Ten years ago today, the first formal Grindstone event happened on the Balmung server in Final Fantasy XIV. The game had only relaunched as A Realm Reborn a month and change earlier, but already the roleplaying community was coming together to establish, well, a community.
Originally started by the Eorzea Free Trade Company as a more low-key place for roleplay, there were only two rules if you wanted to participate: No killing, no magic. At the time, the community at large didn't really have a ton of lore to go on; Everything was new and exciting and not everybody had the means to level everything all at once. The ceiling for what people wanted to express in the play space was so high you couldn't really see it from the ground, and that's exactly where the Grindstone was designed to exist.
Let the High Mages have their omnipotence and unimaginable power. We just wanted to fight.
...I say "we" as if I was there from the beginning. I wasn't. I only heard about it some time later, and to demonstrate how immature I was as a roleplayer at the time, I thought the idea was kind of absurd on its face. Rolling dice to see if you succeed? That's entirely random! It's unfair! That means... GASP! I might LOSE to someone I feel I shouldn't! It's a mentality that I (and many others who got a better grasp of what the point of the event was) would grow out of. It wasn't about winning. It was about the writing.
Within the first year there was the expected churn of organizing and hosting an event; Volatility between players and factions, the fact that a weekly schedule in primetime meant your Saturdays were locked down if you wanted to stay consistent, real life getting involved and forcing absences or changes. Sigyn Shieldbreaker gave way to Sindl Arahan. Sindl gave way to a loose coalition of people familiar with the rules. For a brief period of time, the future of the event was uncertain. That's when I figured "Hell, I can do this."
I have a lot of extremely fond memories at the Grindstone. I've got a lot of not-so-fond memories, too. More than that, so do a laundry list of other people. The Grindstone means a lot to me, but the fact that it also means so much to other people is really what makes me proud of what the event has achieved over the years. Strangers met and became friends. Sometimes more than that (I would still like an invite to the wedding when it happens). Stories were etched, characters were developed. People who had no idea what roleplaying was about walked by, saw a crowd and hung out. Every night was anyone's night, and everyone has a story to tell.
A fishing rod. A frying pan. Arrows tipped with paint. Someone fighting with hair brushes. Impossible come-from-behind victories. That time someone fighting for the first time winning the whole show. The several dozen times that happened, in fact. The time that one guy wrote "attaks with all his mite" and nearly won the night. That hand that got cut off. That lady who emoted giving birth on the sidelines. That kid who kept trying to fight. "FOOOOOORE!"

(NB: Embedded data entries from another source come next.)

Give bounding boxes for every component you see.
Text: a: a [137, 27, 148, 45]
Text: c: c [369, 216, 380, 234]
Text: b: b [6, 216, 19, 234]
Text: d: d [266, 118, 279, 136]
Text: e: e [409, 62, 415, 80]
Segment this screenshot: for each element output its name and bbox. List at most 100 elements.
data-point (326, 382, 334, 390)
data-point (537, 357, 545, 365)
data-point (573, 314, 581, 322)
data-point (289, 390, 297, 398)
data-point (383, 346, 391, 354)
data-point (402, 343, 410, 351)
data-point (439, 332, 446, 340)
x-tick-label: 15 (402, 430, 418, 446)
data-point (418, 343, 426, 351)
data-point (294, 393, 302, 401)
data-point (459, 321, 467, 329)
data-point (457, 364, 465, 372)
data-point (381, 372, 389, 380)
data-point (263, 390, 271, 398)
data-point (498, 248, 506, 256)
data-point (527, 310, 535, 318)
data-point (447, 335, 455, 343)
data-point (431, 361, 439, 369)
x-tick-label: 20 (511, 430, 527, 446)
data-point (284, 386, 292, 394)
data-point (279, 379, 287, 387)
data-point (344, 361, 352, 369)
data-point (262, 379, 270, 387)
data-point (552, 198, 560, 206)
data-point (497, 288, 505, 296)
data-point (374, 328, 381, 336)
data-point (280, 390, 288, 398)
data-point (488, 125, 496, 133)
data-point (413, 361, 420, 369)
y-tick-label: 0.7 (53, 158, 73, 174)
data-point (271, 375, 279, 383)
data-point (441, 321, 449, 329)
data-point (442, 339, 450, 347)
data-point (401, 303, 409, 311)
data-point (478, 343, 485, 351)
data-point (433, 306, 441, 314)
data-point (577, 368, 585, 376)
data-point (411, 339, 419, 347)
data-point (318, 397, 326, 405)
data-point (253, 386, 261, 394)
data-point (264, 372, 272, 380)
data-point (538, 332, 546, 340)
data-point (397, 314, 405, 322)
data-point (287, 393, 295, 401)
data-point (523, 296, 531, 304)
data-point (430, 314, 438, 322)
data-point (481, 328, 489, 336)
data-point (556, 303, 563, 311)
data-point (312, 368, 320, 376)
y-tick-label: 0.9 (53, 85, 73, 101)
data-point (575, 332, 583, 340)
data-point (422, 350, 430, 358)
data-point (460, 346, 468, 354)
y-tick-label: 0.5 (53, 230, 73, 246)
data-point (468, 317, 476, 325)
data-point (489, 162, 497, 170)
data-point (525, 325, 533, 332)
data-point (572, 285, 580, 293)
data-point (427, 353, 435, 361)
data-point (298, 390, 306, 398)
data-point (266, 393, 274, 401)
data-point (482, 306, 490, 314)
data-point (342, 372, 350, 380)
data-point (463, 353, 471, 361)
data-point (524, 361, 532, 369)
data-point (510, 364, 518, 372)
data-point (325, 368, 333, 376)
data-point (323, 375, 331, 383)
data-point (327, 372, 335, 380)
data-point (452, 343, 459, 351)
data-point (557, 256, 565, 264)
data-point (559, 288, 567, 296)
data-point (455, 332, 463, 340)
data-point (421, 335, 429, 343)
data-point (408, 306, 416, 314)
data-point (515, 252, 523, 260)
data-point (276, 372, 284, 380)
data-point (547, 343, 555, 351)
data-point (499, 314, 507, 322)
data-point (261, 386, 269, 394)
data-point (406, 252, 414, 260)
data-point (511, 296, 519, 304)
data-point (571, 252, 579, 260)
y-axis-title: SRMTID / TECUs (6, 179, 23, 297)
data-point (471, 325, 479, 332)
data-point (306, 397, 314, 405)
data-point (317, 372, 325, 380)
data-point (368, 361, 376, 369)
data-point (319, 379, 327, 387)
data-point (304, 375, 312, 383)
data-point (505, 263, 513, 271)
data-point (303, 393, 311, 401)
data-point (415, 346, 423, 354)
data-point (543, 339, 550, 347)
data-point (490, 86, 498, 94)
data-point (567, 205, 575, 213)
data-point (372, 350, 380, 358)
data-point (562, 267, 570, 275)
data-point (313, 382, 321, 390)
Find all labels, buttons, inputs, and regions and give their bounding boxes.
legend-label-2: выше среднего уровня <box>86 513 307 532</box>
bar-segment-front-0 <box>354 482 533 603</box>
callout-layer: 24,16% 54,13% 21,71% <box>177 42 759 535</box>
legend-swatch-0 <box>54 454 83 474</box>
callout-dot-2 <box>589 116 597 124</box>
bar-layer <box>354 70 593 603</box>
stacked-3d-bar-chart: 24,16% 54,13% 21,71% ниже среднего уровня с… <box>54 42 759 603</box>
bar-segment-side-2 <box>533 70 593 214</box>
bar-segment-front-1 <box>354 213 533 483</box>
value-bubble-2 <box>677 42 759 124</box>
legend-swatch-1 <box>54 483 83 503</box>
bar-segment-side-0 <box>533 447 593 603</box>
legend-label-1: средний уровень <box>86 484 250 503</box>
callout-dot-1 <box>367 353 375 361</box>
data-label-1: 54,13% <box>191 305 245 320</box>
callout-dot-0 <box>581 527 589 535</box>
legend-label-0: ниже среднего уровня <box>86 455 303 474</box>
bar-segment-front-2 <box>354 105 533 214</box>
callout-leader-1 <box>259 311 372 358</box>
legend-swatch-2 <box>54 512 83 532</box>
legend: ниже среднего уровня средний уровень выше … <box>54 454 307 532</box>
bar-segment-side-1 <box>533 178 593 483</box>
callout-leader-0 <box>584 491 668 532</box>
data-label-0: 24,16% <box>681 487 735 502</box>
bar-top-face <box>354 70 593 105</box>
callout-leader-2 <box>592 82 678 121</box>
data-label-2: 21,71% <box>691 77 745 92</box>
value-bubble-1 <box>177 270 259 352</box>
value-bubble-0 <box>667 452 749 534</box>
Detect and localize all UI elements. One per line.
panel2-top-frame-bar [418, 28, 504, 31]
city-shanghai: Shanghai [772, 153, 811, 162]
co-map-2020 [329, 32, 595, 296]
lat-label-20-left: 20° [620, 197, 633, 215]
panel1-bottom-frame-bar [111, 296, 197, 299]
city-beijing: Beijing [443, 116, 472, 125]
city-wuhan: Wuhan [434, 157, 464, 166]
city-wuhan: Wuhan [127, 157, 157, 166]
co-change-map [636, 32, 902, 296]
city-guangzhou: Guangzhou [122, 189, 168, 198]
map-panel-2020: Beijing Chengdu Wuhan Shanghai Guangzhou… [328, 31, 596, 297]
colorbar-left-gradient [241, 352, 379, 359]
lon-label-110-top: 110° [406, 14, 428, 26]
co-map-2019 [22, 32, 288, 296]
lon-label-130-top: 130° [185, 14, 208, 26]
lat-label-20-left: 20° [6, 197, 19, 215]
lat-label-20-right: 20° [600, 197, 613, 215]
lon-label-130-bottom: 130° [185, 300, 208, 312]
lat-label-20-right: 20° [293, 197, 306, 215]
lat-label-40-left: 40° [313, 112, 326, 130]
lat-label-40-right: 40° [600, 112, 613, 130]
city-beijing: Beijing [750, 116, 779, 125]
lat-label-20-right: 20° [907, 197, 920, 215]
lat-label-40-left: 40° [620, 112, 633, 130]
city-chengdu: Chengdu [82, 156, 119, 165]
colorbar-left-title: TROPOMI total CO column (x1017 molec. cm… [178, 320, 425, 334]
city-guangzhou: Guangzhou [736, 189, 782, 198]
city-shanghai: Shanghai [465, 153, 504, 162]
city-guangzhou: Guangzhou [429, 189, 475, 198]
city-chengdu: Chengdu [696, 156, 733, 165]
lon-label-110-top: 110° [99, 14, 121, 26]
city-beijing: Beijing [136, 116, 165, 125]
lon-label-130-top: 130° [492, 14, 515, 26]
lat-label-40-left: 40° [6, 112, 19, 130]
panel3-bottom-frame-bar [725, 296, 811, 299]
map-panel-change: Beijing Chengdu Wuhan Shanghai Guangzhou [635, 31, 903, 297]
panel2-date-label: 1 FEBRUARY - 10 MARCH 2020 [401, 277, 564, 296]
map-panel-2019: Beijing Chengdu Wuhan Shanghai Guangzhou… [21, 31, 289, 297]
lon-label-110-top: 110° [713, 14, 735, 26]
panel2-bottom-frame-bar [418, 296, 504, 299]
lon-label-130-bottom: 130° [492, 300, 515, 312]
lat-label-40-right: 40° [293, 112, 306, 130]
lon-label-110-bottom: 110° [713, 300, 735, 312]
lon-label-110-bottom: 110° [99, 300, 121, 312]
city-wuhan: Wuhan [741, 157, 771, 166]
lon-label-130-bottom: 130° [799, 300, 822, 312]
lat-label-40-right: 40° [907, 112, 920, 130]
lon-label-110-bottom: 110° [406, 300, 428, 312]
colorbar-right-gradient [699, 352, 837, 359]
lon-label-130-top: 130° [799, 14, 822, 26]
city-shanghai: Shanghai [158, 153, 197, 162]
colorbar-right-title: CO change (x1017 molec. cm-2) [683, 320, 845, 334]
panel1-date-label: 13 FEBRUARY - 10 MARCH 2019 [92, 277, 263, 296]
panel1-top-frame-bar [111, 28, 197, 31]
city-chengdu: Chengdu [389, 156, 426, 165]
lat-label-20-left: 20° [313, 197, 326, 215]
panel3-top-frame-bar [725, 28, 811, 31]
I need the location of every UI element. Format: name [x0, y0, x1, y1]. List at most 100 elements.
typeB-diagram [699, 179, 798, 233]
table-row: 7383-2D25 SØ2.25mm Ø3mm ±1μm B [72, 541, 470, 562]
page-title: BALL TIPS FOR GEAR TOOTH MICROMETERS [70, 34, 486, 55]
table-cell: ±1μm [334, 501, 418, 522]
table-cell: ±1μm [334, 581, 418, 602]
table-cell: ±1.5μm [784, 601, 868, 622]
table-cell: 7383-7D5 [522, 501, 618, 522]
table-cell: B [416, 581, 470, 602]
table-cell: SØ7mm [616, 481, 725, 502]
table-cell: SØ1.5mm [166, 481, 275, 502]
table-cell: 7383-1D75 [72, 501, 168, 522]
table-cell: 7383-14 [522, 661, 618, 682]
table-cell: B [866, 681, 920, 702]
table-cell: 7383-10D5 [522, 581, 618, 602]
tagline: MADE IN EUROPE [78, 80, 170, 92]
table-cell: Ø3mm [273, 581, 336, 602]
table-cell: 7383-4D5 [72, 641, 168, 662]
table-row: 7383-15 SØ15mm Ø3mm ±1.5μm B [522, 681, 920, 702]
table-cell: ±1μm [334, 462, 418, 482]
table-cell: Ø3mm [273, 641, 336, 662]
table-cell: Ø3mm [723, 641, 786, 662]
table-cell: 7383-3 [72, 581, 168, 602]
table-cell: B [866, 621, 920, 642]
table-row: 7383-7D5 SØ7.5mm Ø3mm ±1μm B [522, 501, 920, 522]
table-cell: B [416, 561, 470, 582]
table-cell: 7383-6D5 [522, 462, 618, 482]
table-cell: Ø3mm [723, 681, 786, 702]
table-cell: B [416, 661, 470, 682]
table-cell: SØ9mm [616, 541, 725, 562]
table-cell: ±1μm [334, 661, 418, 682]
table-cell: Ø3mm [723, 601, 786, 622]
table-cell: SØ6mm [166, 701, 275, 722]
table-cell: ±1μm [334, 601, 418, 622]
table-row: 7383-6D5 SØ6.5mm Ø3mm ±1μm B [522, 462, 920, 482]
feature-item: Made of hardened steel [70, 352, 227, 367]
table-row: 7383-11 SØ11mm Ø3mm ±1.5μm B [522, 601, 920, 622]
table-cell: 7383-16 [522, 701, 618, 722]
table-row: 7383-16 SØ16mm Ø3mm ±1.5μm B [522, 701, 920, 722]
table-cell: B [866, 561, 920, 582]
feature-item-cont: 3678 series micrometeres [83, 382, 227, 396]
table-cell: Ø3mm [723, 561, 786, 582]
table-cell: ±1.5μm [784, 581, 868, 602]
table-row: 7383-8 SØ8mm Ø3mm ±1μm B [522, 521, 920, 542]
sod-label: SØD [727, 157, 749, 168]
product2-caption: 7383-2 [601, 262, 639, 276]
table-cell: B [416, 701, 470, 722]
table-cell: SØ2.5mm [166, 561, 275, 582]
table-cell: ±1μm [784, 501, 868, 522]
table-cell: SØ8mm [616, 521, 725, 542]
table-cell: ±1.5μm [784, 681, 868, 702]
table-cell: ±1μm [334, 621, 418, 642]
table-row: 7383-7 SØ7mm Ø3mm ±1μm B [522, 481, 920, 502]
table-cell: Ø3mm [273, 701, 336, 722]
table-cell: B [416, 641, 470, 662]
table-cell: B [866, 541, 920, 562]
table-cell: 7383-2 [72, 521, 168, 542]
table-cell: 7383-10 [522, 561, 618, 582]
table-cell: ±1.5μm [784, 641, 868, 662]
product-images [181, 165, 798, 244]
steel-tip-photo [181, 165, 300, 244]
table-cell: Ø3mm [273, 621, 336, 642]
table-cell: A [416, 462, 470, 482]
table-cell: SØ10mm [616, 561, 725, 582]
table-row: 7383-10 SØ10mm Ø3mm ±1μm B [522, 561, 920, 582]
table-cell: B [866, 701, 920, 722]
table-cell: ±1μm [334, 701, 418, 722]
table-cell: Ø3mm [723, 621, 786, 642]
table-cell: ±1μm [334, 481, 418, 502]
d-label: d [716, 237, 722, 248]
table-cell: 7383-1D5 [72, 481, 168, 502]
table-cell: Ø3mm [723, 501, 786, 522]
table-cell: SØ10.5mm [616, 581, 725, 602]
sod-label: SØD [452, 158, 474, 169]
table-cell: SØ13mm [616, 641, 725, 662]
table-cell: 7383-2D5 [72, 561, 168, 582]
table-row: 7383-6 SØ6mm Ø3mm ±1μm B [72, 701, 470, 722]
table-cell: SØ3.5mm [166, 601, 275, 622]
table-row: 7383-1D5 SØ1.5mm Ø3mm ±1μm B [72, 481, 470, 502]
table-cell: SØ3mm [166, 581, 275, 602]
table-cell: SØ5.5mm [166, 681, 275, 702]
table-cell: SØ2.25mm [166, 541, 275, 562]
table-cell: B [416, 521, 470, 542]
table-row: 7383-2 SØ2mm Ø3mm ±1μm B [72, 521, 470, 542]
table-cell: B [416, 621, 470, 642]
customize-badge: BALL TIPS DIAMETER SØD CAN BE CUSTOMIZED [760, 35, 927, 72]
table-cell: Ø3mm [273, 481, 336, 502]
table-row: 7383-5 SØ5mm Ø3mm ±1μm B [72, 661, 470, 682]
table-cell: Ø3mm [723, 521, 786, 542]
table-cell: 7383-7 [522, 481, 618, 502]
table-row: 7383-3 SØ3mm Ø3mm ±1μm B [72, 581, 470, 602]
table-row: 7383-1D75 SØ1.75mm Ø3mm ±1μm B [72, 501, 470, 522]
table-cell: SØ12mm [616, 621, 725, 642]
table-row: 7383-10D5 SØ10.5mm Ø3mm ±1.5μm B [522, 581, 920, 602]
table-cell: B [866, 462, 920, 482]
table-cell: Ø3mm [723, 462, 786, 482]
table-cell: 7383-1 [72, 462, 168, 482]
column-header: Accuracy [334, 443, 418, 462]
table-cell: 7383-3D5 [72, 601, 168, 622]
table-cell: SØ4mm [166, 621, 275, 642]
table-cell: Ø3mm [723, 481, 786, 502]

If you attended the Grindstone at any point of the years, at least one of those probably just touched a memory. That's the thing I keep thinking about as we're on the cusp of this event turning ten years old. Ten! The Grindstone's seen three US presidents, five English Prime Ministers, outlasted the Confederacy by twofold! Children who were not yet conceived when the first fights happened are now old enough for you to talk to and have a conversation with.
The list of names involved both in front of the curtain and behind it is entirely too long to name, or even recall. At least for me. I'm incredibly proud that folks have volunteered their time and their nights and their energy and efforts to make sure the Grindstone exists and will continue to do so. I'm happy that so many people, even if they only showed up once and didn't really like it, at least got to experience it. They got to take something away from it. The Grindstone got dropped into the middle of an extremely large lake and boy did we make some ripples.
Today is October 5th. It's not a date many people could recall many details about, but for me it's always going to be special, even if I wasn't actually there the first night. I hope that everyone who got to experience the Grindstone in their own way feels that way, too. That sometime when the air is just right and someone notices it's a Saturday night, that they can just know that the Grindstone is happening in the same place it always has been.
Everyone night is anyone's night. This coming Saturday, it's everyone's night.